謝瀾音分心聽著,她的視線在兩旁的綠化帶裡打量。
原劇情裡隻寫了男主發燒暈倒在綠化帶裡,並沒有寫具體地址。
突然,她瞄到了一個白色的衣角。
她快步走上前,果然看到一個人暈倒在綠化帶裡。
他側躺在草叢上,臉頰泛著病態的坨紅,但嘴唇是蒼白的,細碎的劉海被冷汗打濕粘在額頭上,眉頭緊鎖,臉上透著幾分痛苦。
她快步上前將人扶起來。
老師也趕緊走過來,看清楚倒在裡麵的是誰,他倒吸一口冷氣。
“秦硯辭?”
“他怎麼暈倒在這裡?謝同學,我來幫……”
看著謝瀾音輕而易舉把人扶起來,老師難以置信地瞪大眼睛。
秦硯辭一米八七,雖然看起來很瘦,但他各種運動項目都是滿分,並不是風一吹就跑的弱雞。
但轉校生居然這麼輕而易舉就把秦硯辭扶起來了?
她的力氣也太大了吧!
老師震驚地看著,甚至忘記上前搭一把手。
他想不通,這小胳膊小腿怎麼能有這麼大的力氣。
“老師,醫務室在哪裡?”
老師這才反應過來,“我帶你過去,我來背他吧。
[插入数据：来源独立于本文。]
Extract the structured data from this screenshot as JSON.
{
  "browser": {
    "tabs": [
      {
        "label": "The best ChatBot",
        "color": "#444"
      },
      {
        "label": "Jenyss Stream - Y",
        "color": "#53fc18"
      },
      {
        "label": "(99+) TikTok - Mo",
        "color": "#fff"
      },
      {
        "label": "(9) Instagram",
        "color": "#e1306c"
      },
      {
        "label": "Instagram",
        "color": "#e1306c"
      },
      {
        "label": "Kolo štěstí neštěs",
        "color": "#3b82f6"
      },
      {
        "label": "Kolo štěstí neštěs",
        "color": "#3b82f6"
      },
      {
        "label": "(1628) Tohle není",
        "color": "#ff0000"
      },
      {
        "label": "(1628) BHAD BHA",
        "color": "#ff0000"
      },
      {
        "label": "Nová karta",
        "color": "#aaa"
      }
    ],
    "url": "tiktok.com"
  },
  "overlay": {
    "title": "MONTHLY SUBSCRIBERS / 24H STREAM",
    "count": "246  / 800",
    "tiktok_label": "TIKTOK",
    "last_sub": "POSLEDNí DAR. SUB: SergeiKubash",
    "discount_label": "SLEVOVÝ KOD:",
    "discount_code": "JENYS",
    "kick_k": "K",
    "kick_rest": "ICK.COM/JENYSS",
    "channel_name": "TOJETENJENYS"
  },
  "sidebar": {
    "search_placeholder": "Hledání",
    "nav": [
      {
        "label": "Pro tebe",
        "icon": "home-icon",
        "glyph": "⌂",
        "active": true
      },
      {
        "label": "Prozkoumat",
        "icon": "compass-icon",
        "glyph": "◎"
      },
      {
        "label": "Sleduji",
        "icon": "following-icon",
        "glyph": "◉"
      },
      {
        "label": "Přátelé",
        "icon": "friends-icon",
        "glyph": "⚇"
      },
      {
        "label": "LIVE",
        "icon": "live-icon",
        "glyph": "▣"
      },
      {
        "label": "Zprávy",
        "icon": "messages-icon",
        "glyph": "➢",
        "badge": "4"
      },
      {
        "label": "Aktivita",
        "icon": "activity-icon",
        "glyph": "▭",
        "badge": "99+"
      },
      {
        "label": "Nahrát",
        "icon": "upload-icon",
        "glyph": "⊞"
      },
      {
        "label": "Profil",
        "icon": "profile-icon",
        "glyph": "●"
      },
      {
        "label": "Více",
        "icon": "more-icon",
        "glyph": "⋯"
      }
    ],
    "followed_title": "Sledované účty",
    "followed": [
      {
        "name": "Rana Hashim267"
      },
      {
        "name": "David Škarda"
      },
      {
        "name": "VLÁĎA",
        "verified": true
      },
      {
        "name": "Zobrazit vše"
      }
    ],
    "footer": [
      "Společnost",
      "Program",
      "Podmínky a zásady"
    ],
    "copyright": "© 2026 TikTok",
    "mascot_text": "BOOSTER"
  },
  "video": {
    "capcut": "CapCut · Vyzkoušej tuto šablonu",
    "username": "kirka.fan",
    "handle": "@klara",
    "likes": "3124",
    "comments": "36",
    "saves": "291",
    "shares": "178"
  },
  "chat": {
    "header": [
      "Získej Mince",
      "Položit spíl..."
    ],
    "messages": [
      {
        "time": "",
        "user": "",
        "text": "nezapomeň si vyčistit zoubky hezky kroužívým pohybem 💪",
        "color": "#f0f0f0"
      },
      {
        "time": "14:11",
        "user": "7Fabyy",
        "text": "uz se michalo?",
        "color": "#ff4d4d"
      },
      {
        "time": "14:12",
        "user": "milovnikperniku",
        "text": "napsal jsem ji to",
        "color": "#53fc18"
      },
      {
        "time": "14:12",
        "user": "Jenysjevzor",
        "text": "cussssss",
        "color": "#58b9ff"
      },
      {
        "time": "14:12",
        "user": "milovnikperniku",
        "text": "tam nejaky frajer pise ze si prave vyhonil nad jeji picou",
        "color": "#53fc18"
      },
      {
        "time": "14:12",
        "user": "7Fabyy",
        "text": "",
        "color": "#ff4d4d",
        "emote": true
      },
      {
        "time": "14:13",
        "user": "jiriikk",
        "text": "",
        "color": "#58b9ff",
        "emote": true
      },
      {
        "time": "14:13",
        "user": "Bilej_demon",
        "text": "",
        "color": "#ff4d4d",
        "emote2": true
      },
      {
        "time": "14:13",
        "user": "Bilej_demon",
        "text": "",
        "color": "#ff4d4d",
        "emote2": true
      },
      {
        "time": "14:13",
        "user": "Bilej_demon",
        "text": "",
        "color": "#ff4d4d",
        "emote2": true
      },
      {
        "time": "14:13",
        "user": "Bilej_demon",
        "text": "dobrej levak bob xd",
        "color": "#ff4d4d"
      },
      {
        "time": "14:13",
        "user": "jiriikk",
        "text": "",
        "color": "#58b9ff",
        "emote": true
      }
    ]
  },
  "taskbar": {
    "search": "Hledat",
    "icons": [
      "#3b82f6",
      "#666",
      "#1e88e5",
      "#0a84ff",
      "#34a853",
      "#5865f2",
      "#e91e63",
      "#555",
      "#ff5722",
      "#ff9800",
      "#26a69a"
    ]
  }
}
”
“老師你能行嗎?”
“能!”
老師蹲下來,揮揮手說:“謝同學,你把秦同學放到我背上。”
“好的。”
上輩子秦硯辭是被陳漁一路拖著去醫務室的,他的腿被撞得好幾處淤青。
雖然謝瀾音也能把秦硯辭扛到醫務室,但既然老師說要幫忙,那她也沒意見。
老師就感覺身體一沉,身上就跟壓了一座小山一樣。
他憋著一股氣站起來。
秦硯辭看著也不胖,比他想象中要重很多。
他想不通,謝同學是怎麼輕而易舉把秦同學扶起來的。
“老師,你真能行嗎?要不要我幫忙?”
“不用。”
老師的臉都憋得通紅。
他可是個男人!
總不能連個小姑娘都比不過。
不過這次回家他要好好練練,總不能被一個小孩子看不起。
謝瀾音從包裡拿出紙巾,輕柔地擦去秦硯辭臉上的冷汗。
秦硯辭的眉頭皺了皺,他慢慢睜開眼睛。
謝瀾音收回手看著他。
起初那雙漂亮的桃花眼還帶著剛剛醒來的茫然,視線落在她身上,他扯了扯嘴角,笑容有些自嘲。
“謝瀾音?”
謝瀾音點頭,“是我。”
“在做夢吧,怎麼好端端的夢見你了,能夢見你卻夢不到我媽,她是不是在怪我?”
說完這句話,他就閉上眼睛。
老師原本已經累的夠嗆,但聽這兩個學生的對話,他倆好像早就認識。
這兩人什麼關係啊?
八卦讓老師獲得力量,愣是背著秦硯辭到了醫務室。
校醫給秦硯辭經過一係列的檢查,發現他就是發燒,隻要把溫度降下來就行。
老師:“謝同學,已經把秦同學送到醫務室,我繼續給你介紹學校吧,一會兒我把你送回教室,你們班主任可以把你介紹給你的同學。”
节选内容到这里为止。